House GOP: We have leverage on bailout
"Make Them Sweat,Don't Make It Too Easy For Them, Smell Their Fear If You Can Stand Their Stink !"
House Republicans say they have significant leverage on the revamped bailout package, claiming that Democrats will scramble for votes unless they make changes to it.
Republicans in the lower chamber are balking at the bailout package, saying that Democrats will be solely responsible for the ramifications of what they see as a flawed compromise.
Reps. Eric Cantor (R-Va.) and Paul Ryan (R-Wis.) are leading an effort by House Republicans to circulate the set of principles to their colleagues and like-minded Democrats, according to a senior Republican.
Asked whether the effort comes too late, the GOP official said the votes would be leverage enough to have the principles considered by congressional negotiators.
House Speaker Nancy Pelosi (D-Calif.) has indicated that a bill will not be brought to the floor without broad Republican support.
GOP presidential candidate Sen. John McCain (Ariz.) and the White House have been made aware of their alternative.
Reps. Cantor, Ryan and Jeb Hensarling (R-Texas) discussed the proposal at a press conference Thursday afternoon.

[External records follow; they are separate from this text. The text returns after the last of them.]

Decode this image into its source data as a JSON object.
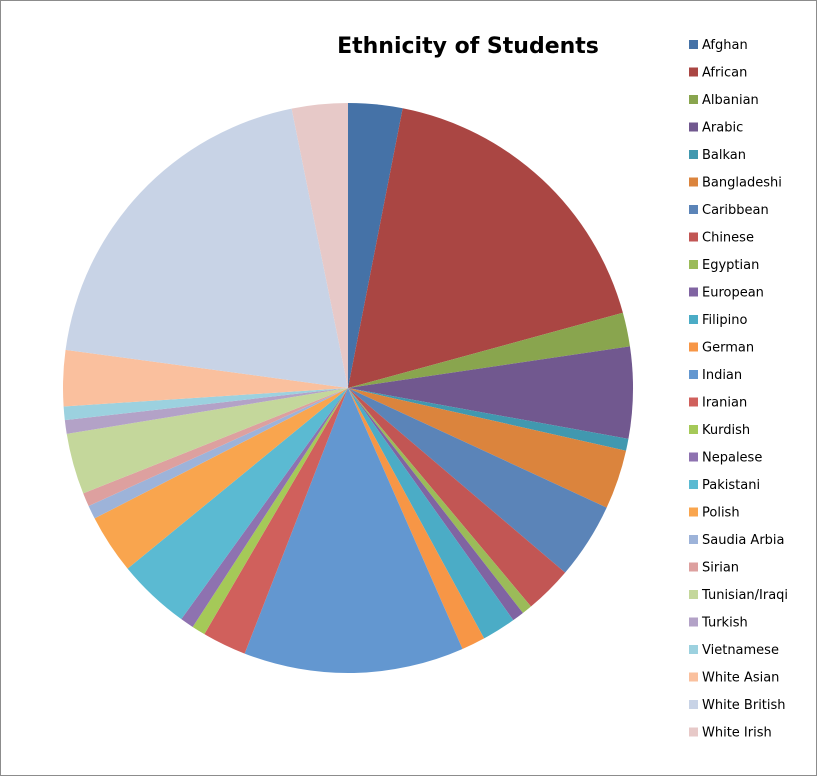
{
  "chart_data": {
    "type": "pie",
    "title": "Ethnicity of Students",
    "legend_position": "right",
    "categories": [
      "Afghan",
      "African",
      "Albanian",
      "Arabic",
      "Balkan",
      "Bangladeshi",
      "Caribbean",
      "Chinese",
      "Egyptian",
      "European",
      "Filipino",
      "German",
      "Indian",
      "Iranian",
      "Kurdish",
      "Nepalese",
      "Pakistani",
      "Polish",
      "Saudia Arbia",
      "Sirian",
      "Tunisian/Iraqi",
      "Turkish",
      "Vietnamese",
      "White Asian",
      "White British",
      "White Irish"
    ],
    "values": [
      3.2,
      18.4,
      2.0,
      5.4,
      0.7,
      3.5,
      4.5,
      2.8,
      0.6,
      0.7,
      2.0,
      1.4,
      13.0,
      2.6,
      0.8,
      0.8,
      4.3,
      3.5,
      0.8,
      0.8,
      3.6,
      0.8,
      0.8,
      3.3,
      20.5,
      3.3
    ],
    "colors": [
      "#4572A7",
      "#AA4643",
      "#89A54E",
      "#71588F",
      "#4198AF",
      "#DB843D",
      "#5B84B8",
      "#C25654",
      "#9BBB59",
      "#8064A2",
      "#4BACC6",
      "#F79646",
      "#6397D0",
      "#D0605C",
      "#A5C958",
      "#8E72B0",
      "#5BBAD2",
      "#F9A54E",
      "#9DB3D9",
      "#DDA09F",
      "#C4D79B",
      "#B3A2C7",
      "#9CD1DF",
      "#FAC09E",
      "#C8D3E6",
      "#E7C9C8"
    ]
  }
}
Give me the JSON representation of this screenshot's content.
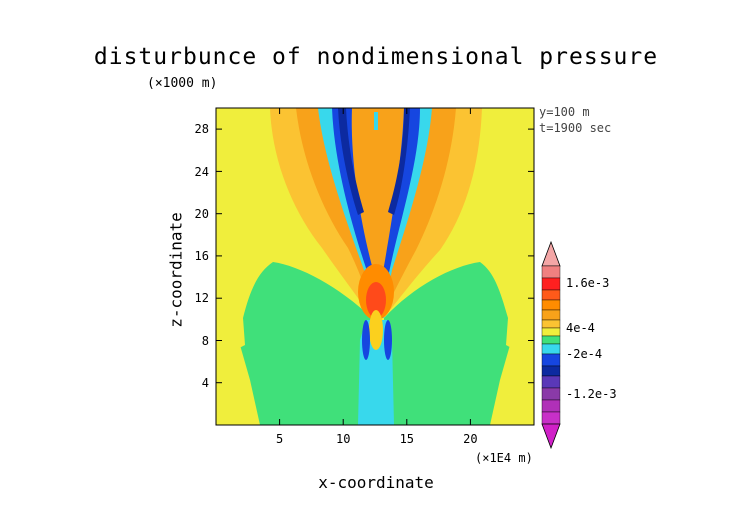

Other Republicans involved in this effort include Reps. Mike Castle (Del.), Judy Biggert (Ill.) and Spencer Bachus (Ala.), who is the ranking member of the Financial Services Committee.
During a meeting of the Republican Conference on Thursday, House Minority Leader John Boehner (R-Ohio) made it clear that, although Democrats have announced they have brokered a deal, House Republicans would not be a part of it.
“As I told our conference this morning, there is no bipartisan deal at this time,” Boehner said. “There may be a deal among some Democrats, but House Republicans are not a part of it.”
The GOP’s “economic rescue principles” advocate adopting a mortgage insurance approach to solve the financial problems facing the country, according to a fact sheet obtained by The Hill.
Roughly half of all mortgage-backed securities (MBS) are insured by the government, and House Republicans have advocated that the other half also become insured by the Treasury Department.
“We can ensure the rest of the current outstanding MBS; however, rather than the taxpayers funding insurance, the owners of these assets should pay for it,” the fact sheet says.